National Masonic Research Society
Organized in Iowa, 1914, the Society commenced the publication of the Builder, January, 1915, with Reverend Joseph Fort Newton as Editor-in-Chief. A managing Board of Stewards, all of the Grand Lodge of Iowa, were George E. Frazier, President; Newton R. Parvin, Vice- President; George L. Sehoonover, Secretary, with Louis Block, C. C. Hunt, John W. Barry. Ernest A. Reed of New Jersey became President in 1922, with R. I. Clegg, Ohio, VicePresident; C. C. Hunt, Iowa, Secretary, and F. H. Littlefield, Missouri, Executive Secretary and Treasurer. Later, Brothers R. I. Clegg, H. L. Haywood, Robert Tipton, Dudley Wright, Louis Block, A. B. Skinner, J. H. Tatsch, became associate editors, Brother Haywood becomung editor in 1921, and R. J. Meekren in 1926.

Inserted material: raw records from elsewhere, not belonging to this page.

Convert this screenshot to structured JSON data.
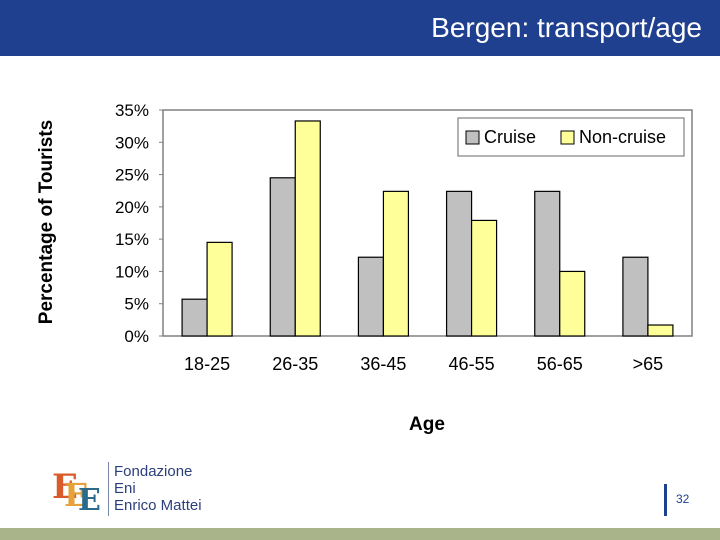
{
  "header": {
    "title": "Bergen: transport/age"
  },
  "chart_data": {
    "type": "bar",
    "title": "",
    "xlabel": "Age",
    "ylabel": "Percentage of Tourists",
    "categories": [
      "18-25",
      "26-35",
      "36-45",
      "46-55",
      "56-65",
      ">65"
    ],
    "series": [
      {
        "name": "Cruise",
        "color": "#c0c0c0",
        "values": [
          5.7,
          24.5,
          12.2,
          22.4,
          22.4,
          12.2
        ]
      },
      {
        "name": "Non-cruise",
        "color": "#ffff99",
        "values": [
          14.5,
          33.3,
          22.4,
          17.9,
          10.0,
          1.7
        ]
      }
    ],
    "ylim": [
      0,
      35
    ],
    "yticks": [
      "0%",
      "5%",
      "10%",
      "15%",
      "20%",
      "25%",
      "30%",
      "35%"
    ],
    "legend_position": "top-right"
  },
  "logo": {
    "line1": "Fondazione",
    "line2": "Eni",
    "line3": "Enrico Mattei"
  },
  "footer": {
    "page_number": "32"
  }
}
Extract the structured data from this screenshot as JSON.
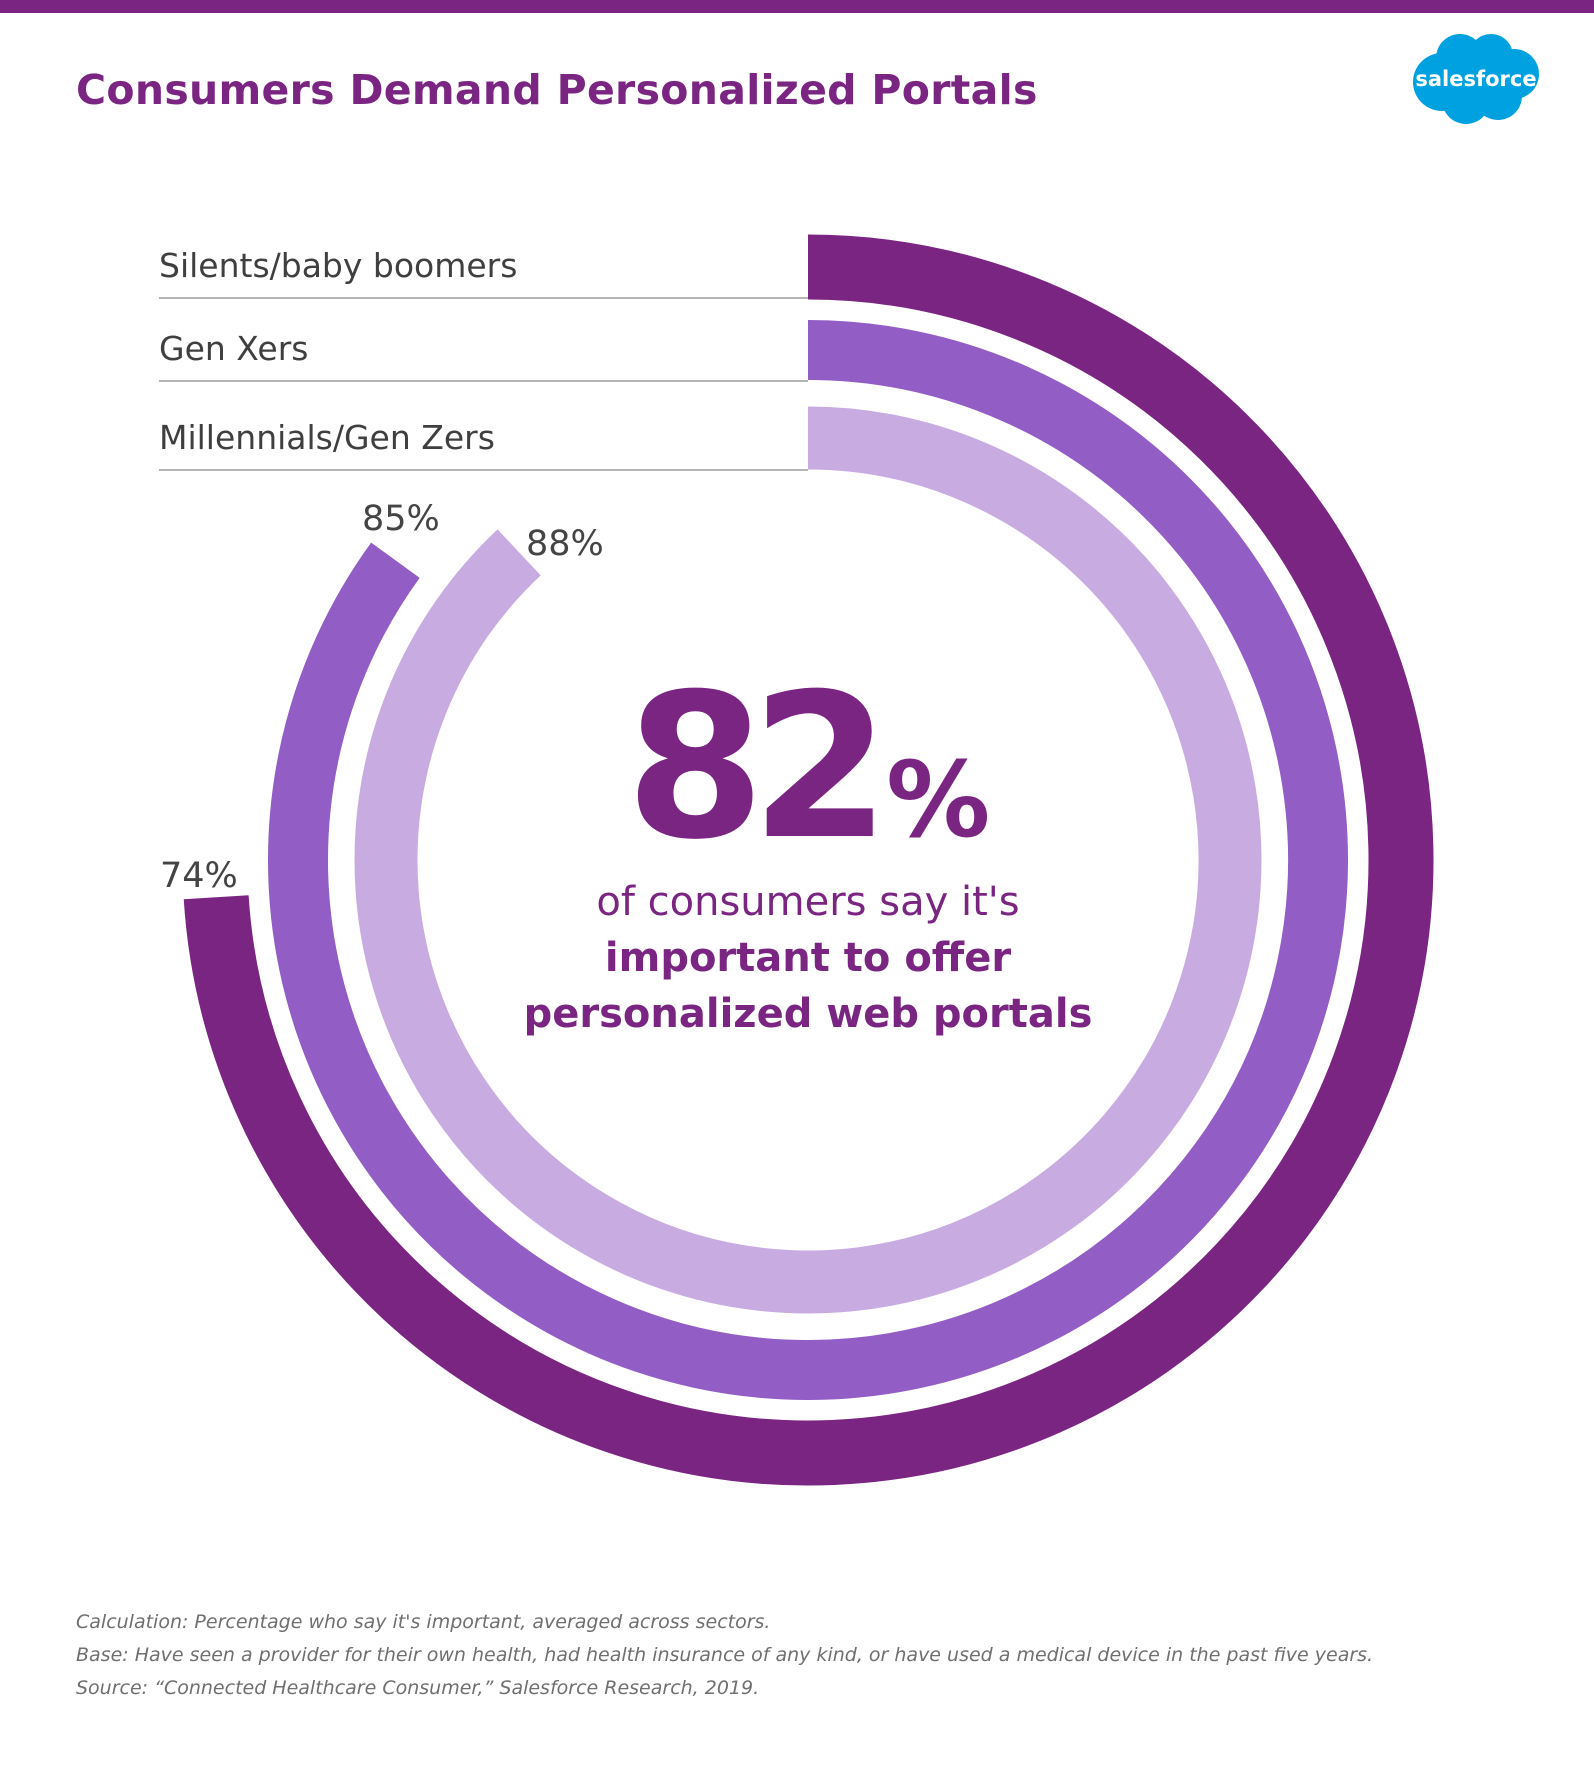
{
  "header": {
    "title": "Consumers Demand Personalized Portals",
    "logo_text": "salesforce",
    "brand_color": "#7a2582",
    "logo_color": "#00a1e0"
  },
  "headline_stat": {
    "value": "82",
    "unit": "%",
    "line1": "of consumers say it's",
    "line2": "important to offer",
    "line3": "personalized web portals"
  },
  "chart_data": {
    "type": "radial-bar",
    "title": "Consumers Demand Personalized Portals",
    "max": 100,
    "series": [
      {
        "name": "Silents/baby boomers",
        "value": 74,
        "label": "74%",
        "color": "#7a2582"
      },
      {
        "name": "Gen Xers",
        "value": 85,
        "label": "85%",
        "color": "#925dc4"
      },
      {
        "name": "Millennials/Gen Zers",
        "value": 88,
        "label": "88%",
        "color": "#c8abe1"
      }
    ],
    "direction": "clockwise-from-top",
    "legend_placement": "top-left"
  },
  "footnotes": [
    "Calculation: Percentage who say it's important, averaged across sectors.",
    "Base: Have seen a provider for their own health, had health insurance of any kind, or have used a medical device in the past five years.",
    "Source: “Connected Healthcare Consumer,” Salesforce Research, 2019."
  ]
}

In 1913 Bro. George L. Schoonover of Anamosa, Ia., who was to become Grand Master, Grand Lodge of Iowa, some five years later, became deeply impressed by the fact that among the three million Masons in America were a rapidly-increasing number of Masonic students; and that newly-made Masons, imbued with the spirit of the time, were more and more demanding to know "what it is all about." He was familiar with the world-wide influence of the Iowa Grand Lodge Library, and with the work of Research Lodges in England, but believed that the American Craft needed a facility of a different kind, not localized but national, and one not an official arm of any Grand Lodge yet one that could be approved by each Grand Lodge and could cooperate with them. He worked out a plan for a national society, to be devoted to Masonic studies and to be a way-shower in Masonic education, and to be composed not of Lodges or of Grand Lodges but of individual Masons who would join it voluntarily, each paying a small annual sum for dues; he also believed that such a society would require a monthly journal; not a Masonic newspaper but a competently edited, well-printed, illustrated magazine, carrying no advertisements, which could compare favorably with the best non-Masonic journals. He believed also that while the society ought to stand on its own feet and pay its own way it should be examined, approved, and officiallY endorsed by a Grand Lodge beforehand.
In 1914 he laid his plan before the Grand Lodge of Iowa, and received whole-hearted endorsement. Though not a man of great wealth Bro.Schoonover was a man of means, and at his own expense he erected a three-story, beautifully designed headquarters building in his home town of Anamosa, Ia., some twenty-three miles outside of Cedar Rapids. The newly- formed organization chose the name "National Masonic Research Society"; secured Joseph Fort Newton as Editor-in-Chief; employed Wildey E. Atchison of Colorado to be Assistant Secretary in charge of staff and on January lst, 1915, issued the first number of The Builder, its official monthly journal, sent to members only.
Each member paid an annual membership fee ($2.50 at first, and then $3.00); for this he received The Builder, special brochures and booklets as they were published, could have answers to any question, could secure expert advice on Lodge educational methods, assistance in private Masonic researches, etc. The membership increased slowly, but in due time passed 20,000, among which were hundreds in foreign countries--at one time more than 40 countries, with 200 to 300 in England alone. The only new activity added after the Society's formation was a department for the sale of Masonic books as a convenience to its members, and not for profit. Bro. F. H. Littlefield became Executive Secretary in 1921 and removed headquarters to St. Louis, Mo.
When in 1916 Bro. J. F. Newton was called to London to become pastor of the City Temple his place was filled for a time by a group of associates, among the latter being Bro. H. L. Haywood, who wrote three books for the Society. He served as Editor without pay for about two years, and then in 1921 became Editor-in-Chief; Bro. Jacob Hugo Tatch was his Assistant Editor for about one year then transferred to the Masonic Service Association (it had no connection with the N. M. R. S.); he was succeeded by Bro. R. J. Meekren, who in turn became Editorin-Chief in 1925, after Bro. Haywood had left for New York to become architect and director of the Board of General Activities of the Grand Lodge of New York, including editorship of The New York Masonic Outlook.
Midway in the year 1931 the Society was so depleted in membership by the depression when some thirteen million men were out of employment that it was forced to discontinue. During the sixteen years the Society had published The Builder in the form of a bound volume with index each year. In a certain sense that set of books continues the work of the society, because it is in almost every Masonic library in America, in many public libraries, and in thousands of homes. It is a work of great reference value, because in it are carefully wrought, factual articles on the history, symbolism ritual, and jurisprudence of the Fraternity, the larger number (unlike Ars Quatuor Corona natoram, a reference work for another purpose) being on Freemasonry in America.